Сегодня я знаю, что не следовало так просто говорить об искусстве страдания, потому что этим я дал возможность компьютерному поколению детей думать о «саморегулировании». Я не предусмотрел появление статей в три метра длиной в журнальных магазинах, где будут продаваться физическая культура, эмоциональное равновесие, развитие восприятия и сознание просто как результат «саморегулирования».
(Reinbeck b. Hamburg: Rowohlt 1981.)
«Немезида медицины» представляет собой одно из четырех моих эссе, посвященных исследованию того, как современная технология производит самоочевидность определенных видений. Каждый из текстов имеет в качестве демонстрационного объекта одно из больших предприятий новейшего времени, таких, как школа, транспорт и планирование. Я избрал примером медицину в состоянии, характерном для 1970 г., чтобы поговорить о парадоксальном противоречии целей и средств. Я не хотел представить медицину в виде «мальчика для битья», я также не покушался на план медицинской реформы. Здравоохранение дало мне возможность показать три различные в основе формы контрпродуктивности: техническую, социальную и культурную. Я хотел исследовать в этой книге то, что объединяет медицину с другими институциональными предприятиями: попытку устранить искусство жизни и страдания, заменив их технологией производства удовлетворения. Я писал против перехода, оркестрованного медициной, стремления к здоровью в парадигму некоей мегатехнологии, позволяющей обойтись без Conditio humana.
Четверть века спустя я все еще остаюсь доволен сущностью и стилем книги. Она положила начало технической дискуссии о контрпродуктивности, а также об историчности наших потребностей. Но была у нее и другая заслуга: эта книга помогла вернуть дискуссию медицины в плоскость философии. Я оказался прав, сконцентрировавшись на традициях медицинского подхода к искусству страдания как профилактики против тогда еще не вполне распознанной эпидемии системно имманентной биоэтики.
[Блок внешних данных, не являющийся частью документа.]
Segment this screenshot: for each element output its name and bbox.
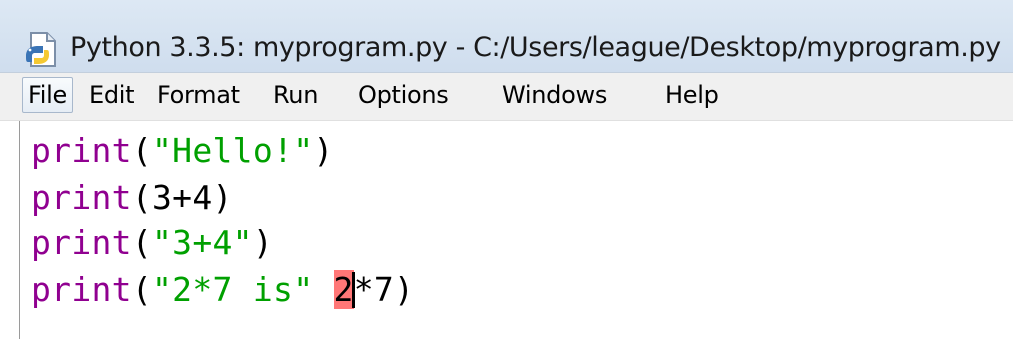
close-paren: ) xyxy=(252,223,274,262)
idle-editor-window: Python 3.3.5: myprogram.py - C:/Users/le… xyxy=(0,0,1013,339)
builtin-print: print xyxy=(31,131,132,170)
window-title: Python 3.3.5: myprogram.py - C:/Users/le… xyxy=(70,32,1001,63)
menu-help[interactable]: Help xyxy=(660,77,724,113)
code-editor[interactable]: print("Hello!") print(3+4) print("3+4") … xyxy=(0,121,1013,339)
string-literal: "Hello!" xyxy=(152,131,314,170)
code-line-2[interactable]: print(3+4) xyxy=(31,175,233,221)
menu-run[interactable]: Run xyxy=(268,77,323,113)
code-line-1[interactable]: print("Hello!") xyxy=(31,128,334,174)
syntax-error-highlight: 2 xyxy=(333,270,354,309)
string-literal: "2*7 is" xyxy=(152,270,314,309)
menu-windows[interactable]: Windows xyxy=(497,77,612,113)
code-line-3[interactable]: print("3+4") xyxy=(31,220,273,266)
menu-options[interactable]: Options xyxy=(353,77,454,113)
close-paren: ) xyxy=(394,270,415,309)
menu-bar: File Edit Format Run Options Windows Hel… xyxy=(0,73,1013,121)
menu-format[interactable]: Format xyxy=(152,77,245,113)
editor-left-border xyxy=(19,121,20,339)
close-paren: ) xyxy=(212,178,233,217)
builtin-print: print xyxy=(31,178,132,217)
code-line-4[interactable]: print("2*7 is" 2*7) xyxy=(31,267,414,313)
menu-file[interactable]: File xyxy=(22,77,73,113)
builtin-print: print xyxy=(31,223,132,262)
python-idle-icon[interactable] xyxy=(22,29,62,69)
title-bar[interactable]: Python 3.3.5: myprogram.py - C:/Users/le… xyxy=(0,0,1013,73)
open-paren: ( xyxy=(131,178,153,217)
open-paren: ( xyxy=(131,270,153,309)
expression: 3+4 xyxy=(152,178,213,217)
menu-edit[interactable]: Edit xyxy=(84,77,139,113)
open-paren: ( xyxy=(131,131,153,170)
open-paren: ( xyxy=(131,223,153,262)
string-literal: "3+4" xyxy=(152,223,253,262)
expression-rest: *7 xyxy=(353,270,395,309)
close-paren: ) xyxy=(313,131,334,170)
builtin-print: print xyxy=(31,270,132,309)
Но я нахожу также ошибочное при повторном чтении книги. Тогда я понимал «здоровье» кибернетически — как «меру, в какой люди справляются со своими внутренними состояниями и внешними условиями». Когда я писал это, я еще не осознавал, какое обессмысливающее действие в скором времени окажет системно-аналитическое мышление на понимание ощущений и представлений. Я не понимал также, что мои формулировки будут способствовать неправильному пониманию здоровья как саморегулирующего процесса управления. Мне еще предстояли десять лет исследований и ряд семинаров совместно с Барбарой Дуден, посвященных истории восприятия смысла, проблемам пола и дружбе. По этой причине я обеспокоен тем, что большая часть заказов на «Немезиду медицины» — на многих языках — являются в настоящее время коллективными заказами для медицинских факультетов. Книгу читают как пример того, что чувственно познаваемое тело можно «снять со счета», понимая себя как саморегулирующуюся и самоконструирующуюся систему, и вопреки этому лишению телесности утверждать, что находишься в рамках традиции, которая принимает важность искусства страдания и искусства умирания.